“Arsenik sangat melekat erat pada oksida besi tersebut ,” kata Angelia Seyfferth, seorang ahli biogeokimia tanah UD dan profesor di Departemen Ilmu Tanaman dan Tanah, serta salah satu penulis penelitian tersebut. “Ketika oksida besi digunakan oleh organisme ini untuk bernapas, mereka berubah dari mineral padat menjadi fase larutan.

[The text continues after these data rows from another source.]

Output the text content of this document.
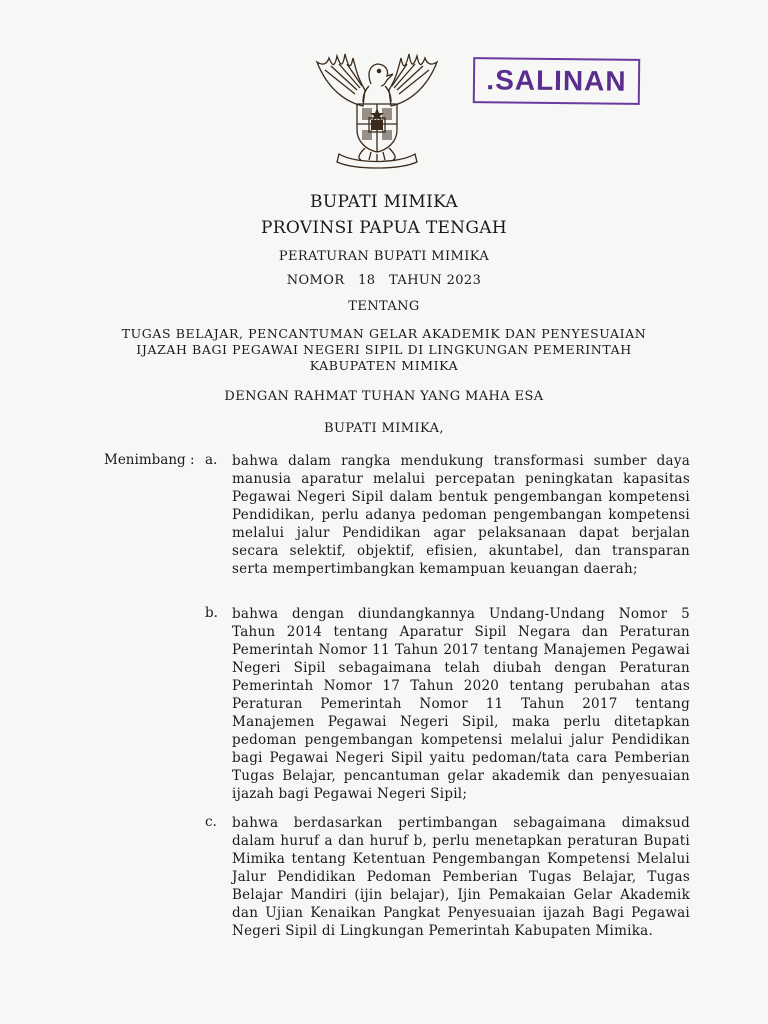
.SALINAN
BUPATI MIMIKA
PROVINSI PAPUA TENGAH
PERATURAN BUPATI MIMIKA
NOMOR   18   TAHUN 2023
TENTANG
TUGAS BELAJAR, PENCANTUMAN GELAR AKADEMIK DAN PENYESUAIAN
IJAZAH BAGI PEGAWAI NEGERI SIPIL DI LINGKUNGAN PEMERINTAH
KABUPATEN MIMIKA
DENGAN RAHMAT TUHAN YANG MAHA ESA
BUPATI MIMIKA,
Menimbang : a. bahwa dalam rangka mendukung transformasi sumber daya manusia aparatur melalui percepatan peningkatan kapasitas Pegawai Negeri Sipil dalam bentuk pengembangan kompetensi Pendidikan, perlu adanya pedoman pengembangan kompetensi melalui jalur Pendidikan agar pelaksanaan dapat berjalan secara selektif, objektif, efisien, akuntabel, dan transparan serta mempertimbangkan kemampuan keuangan daerah;
b. bahwa dengan diundangkannya Undang-Undang Nomor 5 Tahun 2014 tentang Aparatur Sipil Negara dan Peraturan Pemerintah Nomor 11 Tahun 2017 tentang Manajemen Pegawai Negeri Sipil sebagaimana telah diubah dengan Peraturan Pemerintah Nomor 17 Tahun 2020 tentang perubahan atas Peraturan Pemerintah Nomor 11 Tahun 2017 tentang Manajemen Pegawai Negeri Sipil, maka perlu ditetapkan pedoman pengembangan kompetensi melalui jalur Pendidikan bagi Pegawai Negeri Sipil yaitu pedoman/tata cara Pemberian Tugas Belajar, pencantuman gelar akademik dan penyesuaian ijazah bagi Pegawai Negeri Sipil;
c. bahwa berdasarkan pertimbangan sebagaimana dimaksud dalam huruf a dan huruf b, perlu menetapkan peraturan Bupati Mimika tentang Ketentuan Pengembangan Kompetensi Melalui Jalur Pendidikan Pedoman Pemberian Tugas Belajar, Tugas Belajar Mandiri (ijin belajar), Ijin Pemakaian Gelar Akademik dan Ujian Kenaikan Pangkat Penyesuaian ijazah Bagi Pegawai Negeri Sipil di Lingkungan Pemerintah Kabupaten Mimika.
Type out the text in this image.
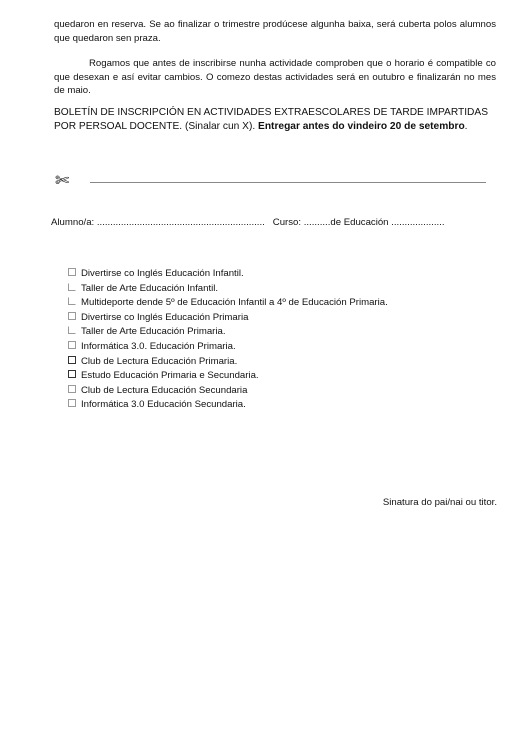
quedaron en reserva. Se ao finalizar o trimestre prodúcese algunha baixa, será cuberta polos alumnos que quedaron sen praza.

Rogamos que antes de inscribirse nunha actividade comproben que o horario é compatible co que desexan e así evitar cambios. O comezo destas actividades será en outubro e finalizarán no mes de maio.

BOLETÍN DE INSCRIPCIÓN EN ACTIVIDADES EXTRAESCOLARES DE TARDE IMPARTIDAS POR PERSOAL DOCENTE. (Sinalar cun X). Entregar antes do vindeiro 20 de setembro.

✄
Alumno/a: ............................................................... Curso: ..........de Educación ....................
Divertirse co Inglés Educación Infantil.
Taller de Arte Educación Infantil.
Multideporte dende 5º de Educación Infantil a 4º de Educación Primaria.
Divertirse co Inglés Educación Primaria
Taller de Arte Educación Primaria.
Informática 3.0. Educación Primaria.
Club de Lectura Educación Primaria.
Estudo Educación Primaria e Secundaria.
Club de Lectura Educación Secundaria
Informática 3.0 Educación Secundaria.
Sinatura do pai/nai ou titor.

Anda pada dasarnya melarutkannya, dan ketika Anda melarutkannya, arsenik yang menempel padanya masuk ke dalam air.” dilansir dari phys.org pada hari Selasa (3/9/2024).
Seyfferth mengatakan bahwa begitu arsenik berada di dalam air, zat itu dapat dengan mudah diserap oleh akar padi dan terbawa ke dalam bulir padi, Seyfferth dan rekan peneliti Matt Limmer menanam padi di 18 ladang kecil di UD Newark Farm, memaparkan sawah tersebut pada berbagai kondisi banjir dan basah.
Setelah mereka memanen padi dan menganalisis jumlah arsenik dan kadmium di dalamnya, para peneliti justru menemukan bahwa semakin tergenang air di ladang, semakin banyak arsenik dan semakin sedikit kadmium yang terkumpul di dalam padi. Sebaliknya, semakin kering ladang, semakin banyak kadmium dan semakin sedikit arsenik yang terkumpul. Akan tetapi, bahkan dalam kondisi kering ketika terdapat lebih banyak kadmium, konsentrasi kadmium dalam biji-bijian tidak menimbulkan risiko bagi kesehatan manusia.
Ketika sawah tergenang air, dan arsenik terserap, para peneliti melihat terjadinya metanogenesis, yaitu ketika organisme di dalam tanah menghasilkan gas rumah kaca metana yang kuat dan melepaskannya ke atmosfer. Sementara itu, kelebihan air mereduksi sulfat di dalam tanah menjadi sulfida, menyebabkan kadmium mengendap bersama sulfida.